Throwing aside his dust-stiffened cloak, the lizardman headed straight for the murky dark of what Naile had so rightfully named “trap.”

16

Into the Quagmíre

DAWN CAME RELUCTANTLY, AS IF THE SKY MUST BE FORCED INTO
illuminating this strangely divided land. Now they could see color in that mass of vegetation, rank, sickly greens, browns, yellows. Here and there stood a twisted and misshapen rise of shrub, some species of water-loving growth maimed in its growing by the poisoned earth and muck in which it was rooted. There were reeds, tangles of bulbous, splotched plants among them. Dividing each ragged clump of such from another lay pools, scum-covered or peat-dark brown, to the surface of which rose bubbles that broke, releasing nauseating breaths of gas from unseen rot.

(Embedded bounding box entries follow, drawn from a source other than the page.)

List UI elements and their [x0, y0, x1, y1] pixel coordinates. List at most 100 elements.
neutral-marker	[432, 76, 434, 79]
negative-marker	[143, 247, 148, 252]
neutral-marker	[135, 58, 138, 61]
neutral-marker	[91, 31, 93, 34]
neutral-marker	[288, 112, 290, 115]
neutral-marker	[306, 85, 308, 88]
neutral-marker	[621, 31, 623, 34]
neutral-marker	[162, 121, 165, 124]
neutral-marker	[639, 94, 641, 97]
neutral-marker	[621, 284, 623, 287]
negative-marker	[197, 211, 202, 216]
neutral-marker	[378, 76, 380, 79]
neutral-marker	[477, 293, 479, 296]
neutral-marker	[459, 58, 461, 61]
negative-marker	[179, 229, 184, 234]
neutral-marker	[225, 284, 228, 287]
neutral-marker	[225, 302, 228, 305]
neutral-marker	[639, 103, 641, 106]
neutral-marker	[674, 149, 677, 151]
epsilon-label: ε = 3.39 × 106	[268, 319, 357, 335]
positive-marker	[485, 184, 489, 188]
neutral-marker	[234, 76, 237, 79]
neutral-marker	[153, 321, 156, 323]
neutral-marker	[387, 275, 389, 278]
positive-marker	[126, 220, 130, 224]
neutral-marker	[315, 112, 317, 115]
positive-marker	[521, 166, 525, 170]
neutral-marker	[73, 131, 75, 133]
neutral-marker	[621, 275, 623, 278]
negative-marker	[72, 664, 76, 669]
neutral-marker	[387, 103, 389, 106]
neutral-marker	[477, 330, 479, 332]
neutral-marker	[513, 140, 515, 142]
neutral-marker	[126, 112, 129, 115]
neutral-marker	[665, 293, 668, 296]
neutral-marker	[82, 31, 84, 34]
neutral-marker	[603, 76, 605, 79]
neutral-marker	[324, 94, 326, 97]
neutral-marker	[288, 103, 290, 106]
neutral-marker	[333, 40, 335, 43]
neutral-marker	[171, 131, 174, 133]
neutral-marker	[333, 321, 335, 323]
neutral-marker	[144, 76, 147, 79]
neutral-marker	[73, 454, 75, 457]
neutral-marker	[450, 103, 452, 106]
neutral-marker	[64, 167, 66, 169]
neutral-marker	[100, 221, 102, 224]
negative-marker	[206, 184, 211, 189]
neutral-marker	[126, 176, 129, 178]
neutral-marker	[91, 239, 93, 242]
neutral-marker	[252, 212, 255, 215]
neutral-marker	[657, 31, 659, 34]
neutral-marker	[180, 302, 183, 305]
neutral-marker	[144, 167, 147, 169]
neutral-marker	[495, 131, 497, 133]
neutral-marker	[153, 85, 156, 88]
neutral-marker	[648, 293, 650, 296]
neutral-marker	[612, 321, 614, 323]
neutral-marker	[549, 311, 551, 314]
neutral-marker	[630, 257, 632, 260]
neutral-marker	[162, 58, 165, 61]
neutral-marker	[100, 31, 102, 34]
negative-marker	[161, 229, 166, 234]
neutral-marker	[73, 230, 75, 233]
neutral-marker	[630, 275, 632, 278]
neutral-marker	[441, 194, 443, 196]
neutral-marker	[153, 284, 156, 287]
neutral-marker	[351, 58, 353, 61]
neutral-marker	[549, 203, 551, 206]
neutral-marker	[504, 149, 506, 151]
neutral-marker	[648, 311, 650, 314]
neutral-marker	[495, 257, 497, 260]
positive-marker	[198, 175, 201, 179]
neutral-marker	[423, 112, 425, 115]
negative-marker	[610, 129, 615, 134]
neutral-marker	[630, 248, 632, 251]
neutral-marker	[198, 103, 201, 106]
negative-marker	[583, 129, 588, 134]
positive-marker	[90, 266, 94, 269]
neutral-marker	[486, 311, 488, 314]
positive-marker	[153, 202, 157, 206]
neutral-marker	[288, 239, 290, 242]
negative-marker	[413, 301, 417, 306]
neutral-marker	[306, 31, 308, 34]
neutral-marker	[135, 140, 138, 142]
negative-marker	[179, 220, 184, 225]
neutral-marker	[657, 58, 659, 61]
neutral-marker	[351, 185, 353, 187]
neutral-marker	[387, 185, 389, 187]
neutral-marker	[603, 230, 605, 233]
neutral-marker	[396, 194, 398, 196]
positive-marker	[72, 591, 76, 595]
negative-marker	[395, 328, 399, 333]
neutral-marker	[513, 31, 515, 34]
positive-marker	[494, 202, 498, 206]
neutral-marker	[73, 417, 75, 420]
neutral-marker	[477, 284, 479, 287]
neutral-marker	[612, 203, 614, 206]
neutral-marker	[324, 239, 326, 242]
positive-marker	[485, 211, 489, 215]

Some of these pools, in the farther distance, achieved the size of ponds, and one might even be considered a lake. In these larger expanses of water there spread pads of water-growth rootanchored below. There was a constant flickering of life, for things squatted on those pads or hid among the reeds and shrubs, darting forth to hunt. Above insects buzzed—some so large as to be considered monsters of their species.

Yet the line of damarcation between dust and quag must form an invisible wall, for the life of the swamp never, even when being pursued or hunting, came across it. The line between dust and quag was no physical barrier, however, for Gulth had had no trouble in entering the water-logged land and had immersed his dust-plastered body in one of the dark pools, seemingly having neither fear nor distaste for the stinking mud his bathing stirred up, or what might use that murk to cover an attack.